There are incidents of violence against the religious and ethnic minorities being reported on an increasing basis from different parts of the country. Sometimes these incidents are not even reported in the mainstream media which leaves the majority of people knowing little of the problems that their fellow citizens in another part of the country are experiencing. Muslim places of worship and commercial establishments have been the special targets for attacks. Similar incidents of violence are taking place against Christians from small evangelical churches, which are most vulnerable to attack, as their places of worship are not frequented by a large population. Some of them are engaged in missionary activities which are provoking to sections of the larger population. But the practice of violence against them cannot be permitted.
THE government’s failure is to take concrete action to stop these acts of violence. Prime minister Ranil Wickremesinghe has said that the government will pass new laws to deal with the problem. But there are existing laws that permit the police to take necessary action. The bar association has called on the police ‘to take all security measures to ensure that these attacks against racial and religious communities do not occur and the attorney general to expedite the prosecution of all suspects in appropriate circumstances for offences under Chapter XV of the Penal Code and the provisions of the ICCPR Act, irrespective of their social status.’ The government needs to muster up the political will to appoint the correct people who will command the confidence of the law enforcement agencies to ensure that the rule of law prevails.
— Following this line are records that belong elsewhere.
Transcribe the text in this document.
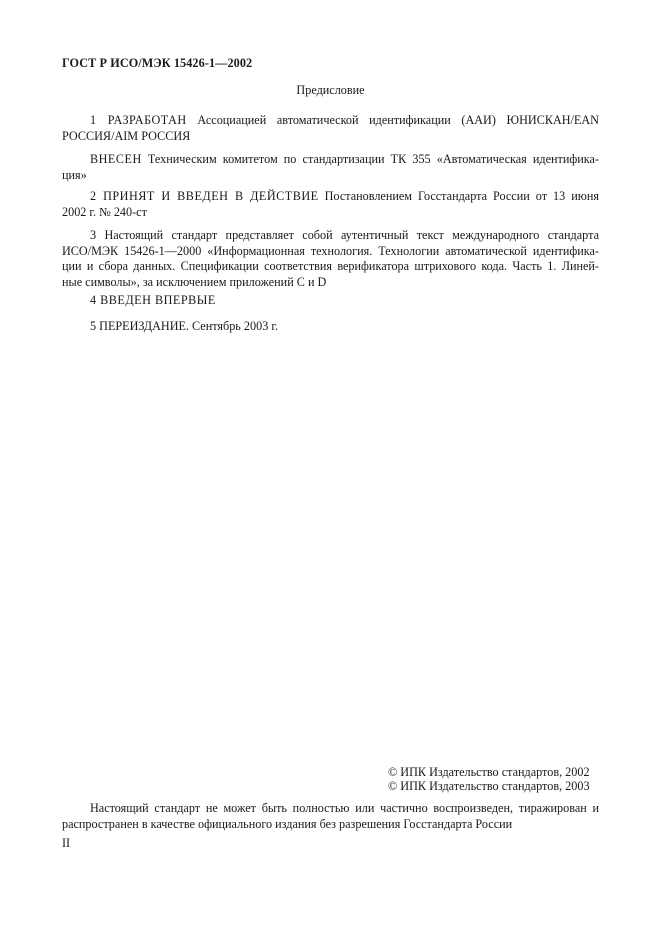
ГОСТ Р ИСО/МЭК 15426-1—2002
Предисловие
1 РАЗРАБОТАН Ассоциацией автоматической идентификации (ААИ) ЮНИСКАН/EAN
РОССИЯ/AIM РОССИЯ
ВНЕСЕН Техническим комитетом по стандартизации ТК 355 «Автоматическая идентифика-
ция»
2 ПРИНЯТ И ВВЕДЕН В ДЕЙСТВИЕ Постановлением Госстандарта России от 13 июня
2002 г. № 240-ст
3 Настоящий стандарт представляет собой аутентичный текст международного стандарта
ИСО/МЭК 15426-1—2000 «Информационная технология. Технологии автоматической идентифика-
ции и сбора данных. Спецификации соответствия верификатора штрихового кода. Часть 1. Линей-
ные символы», за исключением приложений С и D
4 ВВЕДЕН ВПЕРВЫЕ
5 ПЕРЕИЗДАНИЕ. Сентябрь 2003 г.
© ИПК Издательство стандартов, 2002
© ИПК Издательство стандартов, 2003
Настоящий стандарт не может быть полностью или частично воспроизведен, тиражирован и
распространен в качестве официального издания без разрешения Госстандарта России
II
The government also needs to deliver on its other commitments. It promised constitutional reforms and it promised to implement transitional justice. Where constitutional reform is concerned the government promised to change the executive presidential system, the electoral system and the devolution of powers. There are news stories of discussions taking place and reports being submitted but without concrete progress in evidence. Where transitional justice is concerned the government promised to establish a truth commission, an office of missing persons, an office of reparations and a special court for war crimes. The government asked the United Nations for two more years and got it, but since then nothing more seems to be happening.
There is today an unacceptable gap between what the government has promised and what it is delivering. This inaction is sought to be justified on the grounds of politics. One is to say that with two parties that are traditional rivals at the helm, there is no consensus on which way to move. Another is to say that the government cannot afford to antagonise the Sinhalese majority. The problem is that the government is being strategic about remaining in power and viewing future elections. On the contrary, it needs to be strategic about delivering on its promises. If it fails to bring about the changes that it promised the coalition for change that contributed to bring it to power may not survive till the next election.
Jehan Perera is the executive director of the National Peace Council of Sri Lanka.